Research from scientists at Albert Einstein College of Medicine, Northwestern University, and elsewhere indicates that forming long-term memories requires DNA damage and brain inflammation. The findings are published in a paper in Nature titled, “Formation of memory assemblies through the DNA-sensing TLR9 pathway.”
According to the paper, the researchers found that a stimulus sets off a cycle of DNA damage and repair in certain hippocampal neurons that leads to stable memory assemblies or clusters of brain cells that capture memories. It’s an interesting finding because “inflammation of brain neurons is usually considered to be a bad thing, since it can lead to neurological problems such as Alzheimer’s and Parkinson’s disease,” said Jelena Radulovic, MD, PhD, study leader, professor of psychiatry and behavioral sciences, and neuroscience chair at Einstein. “But our findings suggest that inflammation in certain neurons in the brain’s hippocampal region is essential for making long-lasting memories.”

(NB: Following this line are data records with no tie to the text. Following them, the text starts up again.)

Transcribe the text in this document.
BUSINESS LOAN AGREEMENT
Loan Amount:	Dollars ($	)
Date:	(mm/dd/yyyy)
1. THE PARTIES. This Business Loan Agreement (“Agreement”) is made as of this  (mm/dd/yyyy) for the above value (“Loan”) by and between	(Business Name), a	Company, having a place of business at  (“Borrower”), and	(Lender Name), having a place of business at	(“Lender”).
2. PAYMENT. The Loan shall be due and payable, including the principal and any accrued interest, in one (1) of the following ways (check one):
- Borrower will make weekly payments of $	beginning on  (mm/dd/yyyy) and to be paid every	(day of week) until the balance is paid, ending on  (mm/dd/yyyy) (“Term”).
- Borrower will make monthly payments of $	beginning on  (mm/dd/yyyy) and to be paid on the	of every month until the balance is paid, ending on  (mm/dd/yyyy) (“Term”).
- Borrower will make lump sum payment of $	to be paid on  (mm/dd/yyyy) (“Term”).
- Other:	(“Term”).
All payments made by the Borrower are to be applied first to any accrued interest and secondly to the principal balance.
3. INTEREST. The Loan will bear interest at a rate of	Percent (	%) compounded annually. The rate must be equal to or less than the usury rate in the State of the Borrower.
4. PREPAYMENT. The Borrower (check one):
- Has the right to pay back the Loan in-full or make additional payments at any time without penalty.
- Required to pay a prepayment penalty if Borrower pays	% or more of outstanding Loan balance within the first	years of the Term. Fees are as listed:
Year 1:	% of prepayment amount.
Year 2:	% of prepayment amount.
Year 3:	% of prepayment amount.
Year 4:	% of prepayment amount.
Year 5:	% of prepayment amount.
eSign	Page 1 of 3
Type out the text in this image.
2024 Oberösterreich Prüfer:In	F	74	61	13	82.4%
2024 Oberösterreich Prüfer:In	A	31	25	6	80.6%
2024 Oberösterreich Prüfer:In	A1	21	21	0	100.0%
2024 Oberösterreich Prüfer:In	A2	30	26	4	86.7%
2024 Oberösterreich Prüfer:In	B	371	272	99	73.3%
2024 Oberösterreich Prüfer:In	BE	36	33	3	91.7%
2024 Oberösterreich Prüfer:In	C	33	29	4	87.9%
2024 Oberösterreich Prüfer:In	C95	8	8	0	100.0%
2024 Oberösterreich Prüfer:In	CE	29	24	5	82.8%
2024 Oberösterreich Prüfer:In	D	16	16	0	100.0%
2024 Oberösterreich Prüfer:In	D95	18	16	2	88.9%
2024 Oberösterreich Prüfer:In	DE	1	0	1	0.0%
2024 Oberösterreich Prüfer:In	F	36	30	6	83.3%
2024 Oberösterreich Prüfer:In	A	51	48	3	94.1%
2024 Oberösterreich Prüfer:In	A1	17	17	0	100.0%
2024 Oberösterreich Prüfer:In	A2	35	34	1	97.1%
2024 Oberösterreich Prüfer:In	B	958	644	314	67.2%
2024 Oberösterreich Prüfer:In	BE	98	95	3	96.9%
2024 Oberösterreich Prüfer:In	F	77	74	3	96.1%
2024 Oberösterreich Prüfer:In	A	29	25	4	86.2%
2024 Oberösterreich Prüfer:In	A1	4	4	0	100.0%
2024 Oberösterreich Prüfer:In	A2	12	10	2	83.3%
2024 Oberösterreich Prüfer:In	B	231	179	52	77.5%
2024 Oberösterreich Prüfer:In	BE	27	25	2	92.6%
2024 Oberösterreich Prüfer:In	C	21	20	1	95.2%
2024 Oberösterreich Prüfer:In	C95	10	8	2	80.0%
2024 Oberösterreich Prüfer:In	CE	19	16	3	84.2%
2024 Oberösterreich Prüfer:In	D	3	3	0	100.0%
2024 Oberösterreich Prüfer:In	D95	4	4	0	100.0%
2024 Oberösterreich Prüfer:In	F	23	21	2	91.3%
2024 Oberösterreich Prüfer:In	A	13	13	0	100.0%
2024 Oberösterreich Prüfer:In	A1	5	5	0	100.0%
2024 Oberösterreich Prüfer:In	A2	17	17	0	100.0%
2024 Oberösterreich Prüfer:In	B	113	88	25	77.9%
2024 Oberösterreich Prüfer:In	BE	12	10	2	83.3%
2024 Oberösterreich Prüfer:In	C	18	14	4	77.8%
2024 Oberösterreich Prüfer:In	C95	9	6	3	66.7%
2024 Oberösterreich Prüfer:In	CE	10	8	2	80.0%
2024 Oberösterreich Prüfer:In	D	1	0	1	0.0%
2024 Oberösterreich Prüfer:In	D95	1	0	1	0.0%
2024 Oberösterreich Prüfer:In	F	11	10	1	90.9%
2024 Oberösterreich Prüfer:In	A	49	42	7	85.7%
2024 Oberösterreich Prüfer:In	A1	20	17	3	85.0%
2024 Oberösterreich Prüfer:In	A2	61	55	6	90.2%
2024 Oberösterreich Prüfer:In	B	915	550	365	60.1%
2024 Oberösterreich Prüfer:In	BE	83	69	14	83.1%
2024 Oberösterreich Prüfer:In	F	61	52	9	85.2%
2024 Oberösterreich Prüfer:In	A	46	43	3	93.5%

The team identified the mechanism in mice by giving them brief, mild shocks and then analyzing neurons in the hippocampus where memories are formed. Their analysis revealed activity in genes involved in the toll-like receptor 9 (TLR9) pathway. “This inflammatory pathway is best known for triggering immune responses by detecting small fragments of pathogen DNA,” Radulovic explained. “[A]t first we assumed the TLR9 pathway was activated because the mice had an infection. But looking more closely, we found, to our surprise, that TLR9 was activated only in clusters of hippocampal cells that showed DNA damage.”
Activities in the brain can induce small breaks in DNA that are quickly repaired. However, in the population of hippocampal neurons, the DNA damage appeared more substantial and sustained. DNA fragments and other molecules released by the damage seemed to trigger the activation of the inflammatory pathway in the mouse neurons.
Once activated, the pathway prompted the formation of DNA repair complexes at the centrosomes. Instead of their traditional role as coordinators of cell division, these centrosomes participated in cycles of DNA repair that appeared to organize individual neurons into memory assemblies. The researchers also observed that the mouse memory-encoding neurons changed in various ways over time including becoming resistant to new or similar environmental stimuli. “This is noteworthy,” Radulovic noted, “because we’re constantly flooded by information, and the neurons that encode memories need to preserve the information they’ve already acquired and not be ‘distracted’ by new inputs.”
Finally, blocking the TLR9 pathway in the neurons prevented mice from forming long-term memories and also caused genomic instability, which is one of the signs of accelerated aging as well as in psychiatric and neurodegenerative disorders.